The performance of prognostic gene expression profile (GEP) tests for cutaneous melanoma is poorly characterized,” Michael A. Marchetti, MD, of the dermatology service in the department of medicine at Memorial Sloan Kettering Cancer Center and the department of dermatology at Weill Medical College of Cornell University, and colleagues wrote.

In the systematic review and meta-analysis of PubMed/MEDLINE, Embase and Web of Science databases, the researchers aimed to evaluate the performance of GEP tests in patients with American Joint Committee on Cancer (AJCC) stage I or stage II localized melanoma.

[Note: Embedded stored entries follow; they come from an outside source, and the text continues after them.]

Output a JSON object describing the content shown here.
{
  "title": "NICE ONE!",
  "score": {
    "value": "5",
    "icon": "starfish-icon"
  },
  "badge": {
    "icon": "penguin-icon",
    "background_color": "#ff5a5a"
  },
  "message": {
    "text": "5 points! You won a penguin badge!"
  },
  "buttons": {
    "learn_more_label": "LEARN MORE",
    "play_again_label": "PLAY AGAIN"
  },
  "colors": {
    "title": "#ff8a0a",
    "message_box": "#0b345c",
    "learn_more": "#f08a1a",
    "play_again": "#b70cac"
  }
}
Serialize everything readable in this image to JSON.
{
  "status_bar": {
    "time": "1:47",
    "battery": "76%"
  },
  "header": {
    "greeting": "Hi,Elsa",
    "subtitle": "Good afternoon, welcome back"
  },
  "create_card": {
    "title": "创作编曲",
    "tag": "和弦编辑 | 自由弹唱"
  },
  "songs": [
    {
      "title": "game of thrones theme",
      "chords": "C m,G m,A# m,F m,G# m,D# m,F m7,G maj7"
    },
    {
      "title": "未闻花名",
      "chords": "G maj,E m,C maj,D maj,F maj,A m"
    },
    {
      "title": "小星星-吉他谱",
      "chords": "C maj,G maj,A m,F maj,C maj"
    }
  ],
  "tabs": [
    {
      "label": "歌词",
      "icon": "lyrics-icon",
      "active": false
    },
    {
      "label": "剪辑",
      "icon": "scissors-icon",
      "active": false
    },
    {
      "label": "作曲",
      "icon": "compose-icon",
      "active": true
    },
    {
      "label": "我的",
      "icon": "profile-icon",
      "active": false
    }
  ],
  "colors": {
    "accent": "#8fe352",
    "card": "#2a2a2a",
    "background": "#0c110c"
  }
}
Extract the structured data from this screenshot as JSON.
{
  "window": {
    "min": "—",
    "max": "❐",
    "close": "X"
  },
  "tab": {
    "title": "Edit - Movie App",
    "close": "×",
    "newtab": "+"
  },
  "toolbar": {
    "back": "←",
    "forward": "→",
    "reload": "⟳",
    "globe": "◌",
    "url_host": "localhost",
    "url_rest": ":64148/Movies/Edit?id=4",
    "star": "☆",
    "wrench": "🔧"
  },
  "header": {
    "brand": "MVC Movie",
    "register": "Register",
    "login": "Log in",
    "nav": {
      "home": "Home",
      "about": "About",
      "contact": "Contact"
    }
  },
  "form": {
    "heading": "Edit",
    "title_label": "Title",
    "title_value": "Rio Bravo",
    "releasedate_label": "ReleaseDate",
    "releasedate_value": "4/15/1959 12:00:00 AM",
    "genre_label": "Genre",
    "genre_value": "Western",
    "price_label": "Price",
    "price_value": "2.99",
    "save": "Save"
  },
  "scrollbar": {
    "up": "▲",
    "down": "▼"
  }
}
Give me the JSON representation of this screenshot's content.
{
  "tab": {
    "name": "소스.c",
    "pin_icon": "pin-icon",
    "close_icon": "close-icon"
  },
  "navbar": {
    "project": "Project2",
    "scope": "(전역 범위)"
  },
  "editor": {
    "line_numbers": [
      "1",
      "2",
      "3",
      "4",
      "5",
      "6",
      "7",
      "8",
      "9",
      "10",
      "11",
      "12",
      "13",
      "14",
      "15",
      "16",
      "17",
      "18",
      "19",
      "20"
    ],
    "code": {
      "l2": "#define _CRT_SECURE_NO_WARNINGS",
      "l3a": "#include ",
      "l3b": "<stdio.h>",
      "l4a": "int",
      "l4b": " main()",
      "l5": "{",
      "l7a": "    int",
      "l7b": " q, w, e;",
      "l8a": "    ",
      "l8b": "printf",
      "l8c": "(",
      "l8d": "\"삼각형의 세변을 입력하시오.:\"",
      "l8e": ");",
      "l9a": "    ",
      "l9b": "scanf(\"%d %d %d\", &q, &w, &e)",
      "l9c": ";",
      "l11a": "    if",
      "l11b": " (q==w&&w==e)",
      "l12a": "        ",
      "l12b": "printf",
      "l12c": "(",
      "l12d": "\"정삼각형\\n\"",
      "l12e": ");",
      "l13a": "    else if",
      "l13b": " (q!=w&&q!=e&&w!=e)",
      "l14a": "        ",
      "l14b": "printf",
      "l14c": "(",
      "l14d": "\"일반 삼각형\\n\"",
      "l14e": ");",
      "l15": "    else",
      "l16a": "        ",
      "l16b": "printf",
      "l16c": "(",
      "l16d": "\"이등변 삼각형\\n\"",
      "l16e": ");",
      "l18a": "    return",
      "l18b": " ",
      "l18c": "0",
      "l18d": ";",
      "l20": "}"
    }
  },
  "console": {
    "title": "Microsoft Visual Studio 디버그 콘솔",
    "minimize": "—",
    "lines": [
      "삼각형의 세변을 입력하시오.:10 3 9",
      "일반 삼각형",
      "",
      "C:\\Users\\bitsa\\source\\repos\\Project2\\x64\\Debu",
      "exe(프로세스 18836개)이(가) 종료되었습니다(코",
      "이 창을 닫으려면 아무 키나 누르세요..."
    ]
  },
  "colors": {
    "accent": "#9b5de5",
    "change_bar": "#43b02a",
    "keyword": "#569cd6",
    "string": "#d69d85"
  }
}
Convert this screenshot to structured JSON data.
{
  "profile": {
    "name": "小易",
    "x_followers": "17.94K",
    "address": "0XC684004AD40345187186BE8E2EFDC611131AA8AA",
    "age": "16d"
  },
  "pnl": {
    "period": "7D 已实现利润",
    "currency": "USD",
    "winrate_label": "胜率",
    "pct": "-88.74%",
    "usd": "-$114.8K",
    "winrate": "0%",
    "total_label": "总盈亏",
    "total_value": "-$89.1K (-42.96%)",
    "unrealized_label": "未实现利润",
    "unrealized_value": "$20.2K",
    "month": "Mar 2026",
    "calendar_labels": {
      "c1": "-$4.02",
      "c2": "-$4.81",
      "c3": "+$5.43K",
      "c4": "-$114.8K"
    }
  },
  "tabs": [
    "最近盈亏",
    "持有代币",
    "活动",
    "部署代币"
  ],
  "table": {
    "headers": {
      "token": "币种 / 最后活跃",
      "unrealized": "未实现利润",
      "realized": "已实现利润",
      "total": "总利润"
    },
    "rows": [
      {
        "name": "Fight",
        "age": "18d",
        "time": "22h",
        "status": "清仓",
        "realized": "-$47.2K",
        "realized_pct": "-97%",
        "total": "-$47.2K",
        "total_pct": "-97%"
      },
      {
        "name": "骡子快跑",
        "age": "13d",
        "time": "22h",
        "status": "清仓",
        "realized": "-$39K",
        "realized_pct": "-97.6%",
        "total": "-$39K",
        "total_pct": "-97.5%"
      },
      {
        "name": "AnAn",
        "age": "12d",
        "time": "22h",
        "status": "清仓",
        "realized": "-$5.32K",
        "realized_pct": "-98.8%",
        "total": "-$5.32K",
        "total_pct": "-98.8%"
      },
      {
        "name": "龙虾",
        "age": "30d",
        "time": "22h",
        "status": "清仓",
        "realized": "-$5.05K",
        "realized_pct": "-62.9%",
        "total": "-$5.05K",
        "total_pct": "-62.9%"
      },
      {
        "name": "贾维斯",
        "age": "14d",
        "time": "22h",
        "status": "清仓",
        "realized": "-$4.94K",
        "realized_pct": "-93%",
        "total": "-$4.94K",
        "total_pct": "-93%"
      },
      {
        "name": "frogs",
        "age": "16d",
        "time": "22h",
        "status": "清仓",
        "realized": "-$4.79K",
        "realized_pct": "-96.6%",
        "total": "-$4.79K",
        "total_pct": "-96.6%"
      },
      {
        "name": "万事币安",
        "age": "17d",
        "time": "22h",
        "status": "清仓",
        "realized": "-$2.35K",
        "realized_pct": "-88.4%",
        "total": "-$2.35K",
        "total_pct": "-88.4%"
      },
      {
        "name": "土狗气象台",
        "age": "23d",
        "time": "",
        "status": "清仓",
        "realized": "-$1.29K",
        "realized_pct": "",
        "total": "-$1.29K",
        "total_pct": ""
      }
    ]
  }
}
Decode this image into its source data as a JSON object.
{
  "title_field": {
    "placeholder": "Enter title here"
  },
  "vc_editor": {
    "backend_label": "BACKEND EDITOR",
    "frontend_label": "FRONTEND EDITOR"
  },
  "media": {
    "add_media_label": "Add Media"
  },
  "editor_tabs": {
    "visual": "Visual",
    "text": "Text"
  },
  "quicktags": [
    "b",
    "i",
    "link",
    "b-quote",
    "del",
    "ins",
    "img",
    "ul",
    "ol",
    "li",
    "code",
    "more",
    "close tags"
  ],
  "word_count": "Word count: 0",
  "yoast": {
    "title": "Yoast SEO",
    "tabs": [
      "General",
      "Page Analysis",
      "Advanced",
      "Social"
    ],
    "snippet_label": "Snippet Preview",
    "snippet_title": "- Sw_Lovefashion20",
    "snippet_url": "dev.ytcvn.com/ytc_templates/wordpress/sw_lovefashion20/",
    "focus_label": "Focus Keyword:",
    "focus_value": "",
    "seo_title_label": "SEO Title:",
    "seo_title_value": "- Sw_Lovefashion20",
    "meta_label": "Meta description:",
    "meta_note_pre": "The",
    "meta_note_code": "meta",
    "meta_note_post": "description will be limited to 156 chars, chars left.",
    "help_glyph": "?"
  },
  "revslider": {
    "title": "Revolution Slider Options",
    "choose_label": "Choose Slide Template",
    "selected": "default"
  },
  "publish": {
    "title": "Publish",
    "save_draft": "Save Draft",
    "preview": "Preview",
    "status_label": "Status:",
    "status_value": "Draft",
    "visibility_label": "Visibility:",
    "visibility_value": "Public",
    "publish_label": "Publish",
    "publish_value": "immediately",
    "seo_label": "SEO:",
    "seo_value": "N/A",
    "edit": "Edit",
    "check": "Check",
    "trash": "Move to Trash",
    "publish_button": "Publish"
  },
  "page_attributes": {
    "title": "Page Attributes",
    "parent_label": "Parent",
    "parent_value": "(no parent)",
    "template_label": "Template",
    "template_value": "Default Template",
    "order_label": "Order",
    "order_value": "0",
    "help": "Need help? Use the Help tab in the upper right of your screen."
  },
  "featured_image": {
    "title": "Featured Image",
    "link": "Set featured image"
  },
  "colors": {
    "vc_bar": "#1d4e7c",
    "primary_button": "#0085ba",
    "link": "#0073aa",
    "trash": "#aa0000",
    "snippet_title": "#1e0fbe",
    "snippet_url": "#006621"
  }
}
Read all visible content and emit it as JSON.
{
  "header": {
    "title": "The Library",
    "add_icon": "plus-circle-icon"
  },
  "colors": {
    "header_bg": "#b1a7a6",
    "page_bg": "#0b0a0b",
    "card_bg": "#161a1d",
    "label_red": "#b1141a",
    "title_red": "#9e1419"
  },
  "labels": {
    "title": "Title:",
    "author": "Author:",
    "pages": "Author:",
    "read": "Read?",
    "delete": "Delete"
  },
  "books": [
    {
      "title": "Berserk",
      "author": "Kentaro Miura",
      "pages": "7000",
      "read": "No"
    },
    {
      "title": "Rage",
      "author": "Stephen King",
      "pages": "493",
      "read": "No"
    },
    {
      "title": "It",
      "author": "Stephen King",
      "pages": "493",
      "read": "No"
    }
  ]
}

Eligible studies included those that were in humans and in the English language and did not have date restrictions. The final analysis included 1,450 participants from seven studies. Five of the studies assessed DecisionDx-Melanoma (Castle Biosciences) and two assessed MelaGenix (NeraCare).

The ratio of patients with or without melanoma recurrence who were correctly classified by the GEP test as being high risk or low risk served as the primary endpoint.

Results showed that the performance of both DecisionDx-Melanoma and MelaGenix varied based on AJCC stage.

The researchers reported findings for 623 patients with stage I disease and 212 patients with stage II disease tested with DecisionDx-Melanoma. Of the stage I patients, six had true positive results, while there were 15 false negatives, 61 false positives and 541 true negatives. For the stage II group, there were 59 true positives, 13 false negatives, 78 false positives and 62 true negatives.

DecisionDx-Melanoma correctly classified recurrence in 29% of stage I patients and 82% of stage II patients.

DecisionDx-Melanoma correctly classified non-recurrent disease in 90% of patients with stage I disease and 44% of those with stage II disease.

For participants tested with the MelaGenix test, 88 had stage I melanoma and 245 had stage II. In the stage I group, MelaGenix yielded seven true positives, 15 false negatives, 15 false positives and 51 true negative results. For stage II, this test yielded 59 true positive results, 19 false negatives, 95 false positives and 72 true negatives.

MelaGenix correctly classified recurrence in 32% of patients with stage I melanoma and 76% with stage II disease. For non-recurrence, MelaGenix was correct in 77% of patients with stage I disease and 43% of those with stage II group.

“The prognostic ability of GEP tests among patients with localized melanoma varied by AJCC stage and appeared to be poor at correctly identifying recurrence in patients with stage I disease, suggesting limited potential for clinical utility in these patients,” the researchers wrote.